During a nationalist demonstration in Damascus during a visit of Lord Balfour the women demanded the abolition of the veil, which created tension with their male counterparts.
When a petition on women's suffrage was discussed in the Syrian Congress in 1920, Shaykh Abd al-Qadir al-Kaylani stated that to given women the right to vote would be the same thing as abolish sex segregation and allow women to appear unveiled.

Women's rights activists in the modernist Interwar period viewed the veil as a hindrance to women's participation in society as productive citizens, preventing them from benefiting a successful independent nation, and combined their criticism against hijab with their criticism against colonialism.
In 1922, during a women's march in protest of the imprisonment of Shahbandar by the French, the participating women removed their veils.

In the 1920s, the feminist women's press in Lebanon and Syria published images of unveiled Turkish women and gave room to women's voices when the indigenous press normally avoided to mention or show images of women.
The modernization reform program of Atatürk in Turkey abolished sex segregation and encouraged women to unveil as a part of a social revolution in order to make Turkey a modern state.
The social revolution in Turkey created a debate in Syria, where Turkish postcards displayed modern unveiled Turkish women, and according to the US Consul in Damascus in 1922: "I am informed that they attract considerable attention in local feminine circles", and the women's magazine Dimashqiya (The New Woman) celebrated Atatürk for his reforms and published photographs of unveiled Turkish woman.

An important event in the growing trend of unveiling among upper-class women in Lebanon and Syria in the 1920s was the publication of al-Sufur wa-l-hijab by Nazira Zeineddine in 1928, which did not consider veiling to be Islamically necessary, which became a great object of controversy in the hijab debate in the Middle East, specifically Lebanon and Syria.
In her capacity of daughter to a scholar, she claimed Islam did not demand women to veil.
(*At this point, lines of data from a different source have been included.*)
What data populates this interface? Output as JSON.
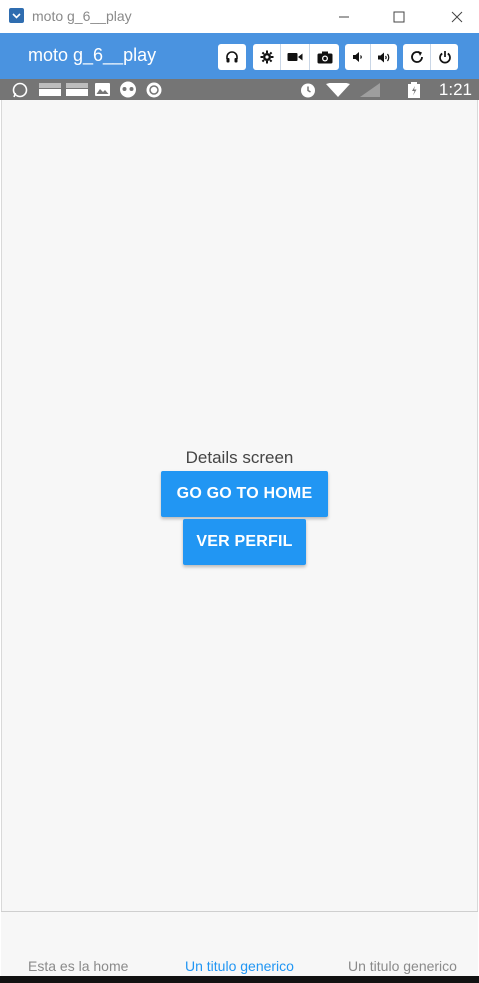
{
  "window": {
    "title": "moto g_6__play",
    "controls": [
      "minimize",
      "maximize",
      "close"
    ]
  },
  "toolbar": {
    "title": "moto g_6__play",
    "buttons": [
      "headphones-icon",
      "settings-icon",
      "camera-video-icon",
      "camera-icon",
      "volume-down-icon",
      "volume-up-icon",
      "rotate-icon",
      "power-icon"
    ],
    "accent": "#4a93e0"
  },
  "statusbar": {
    "time": "1:21",
    "background": "#757575"
  },
  "screen": {
    "label": "Details screen",
    "primary_button": "GO GO TO HOME",
    "secondary_button": "VER PERFIL",
    "button_color": "#2196f3"
  },
  "tabs": [
    {
      "label": "Esta es la home",
      "active": false
    },
    {
      "label": "Un titulo generico",
      "active": true
    },
    {
      "label": "Un titulo generico",
      "active": false
    }
  ],
  "colors": {
    "active_tab": "#2196f3",
    "inactive_tab": "#8a8a8a"
  }
}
This created great controversy, because it made veiling or unveiling an issue of religion, when previously it had been a question of personal choice; the al-Sufur wa-l-hijab made unveiling an issue of religion, tradition and culture imperialism, which made the debate much more intense.
After the al-Sufur wa-l-hijab controversy of 1928, unveiling came to be supported by the Francophile upper class and by the Modernist Arab Nationalists, and opposed by the Populist Islamists, while the heated controversy made the organized women's movement to avoid the issue.

During the 1920s, upper-class women in Syria started to appear unveiled in public, which caused great opposition from religious conservatives, who sometimes attacked unveiled women with acid.
When the conservative Shaykh Taj became prime minister in Damascus in 1928, a campaign started by preachers in the mosques who called upon believers to attack unveiled women, which was followed by men attacking unveiled women on the street with acid; and a women's march against the hijab, which was held in Hamidiya was attacked by a mob.

The fact that women started to appear unveiled in public during the Interwar era created great opposition; Islamic conservatives debated on whether women should be allowed to appear in public, and unveiled women were harassed in order to frighten women from accessing the public space.
The Islamist group al-gharra demanded that all women be forced to veil completely from head to toe, while the French colonial press condemned the men who made unveiled women afraid to leave their home in fear of violence.
As a reaction to the progressive unveiling trend among women, the League of Modesty was founded by conservative women in 1934, whose members patrolled the streets in white shrouds and attacked unveiled women armed with scissors and bottles of acid.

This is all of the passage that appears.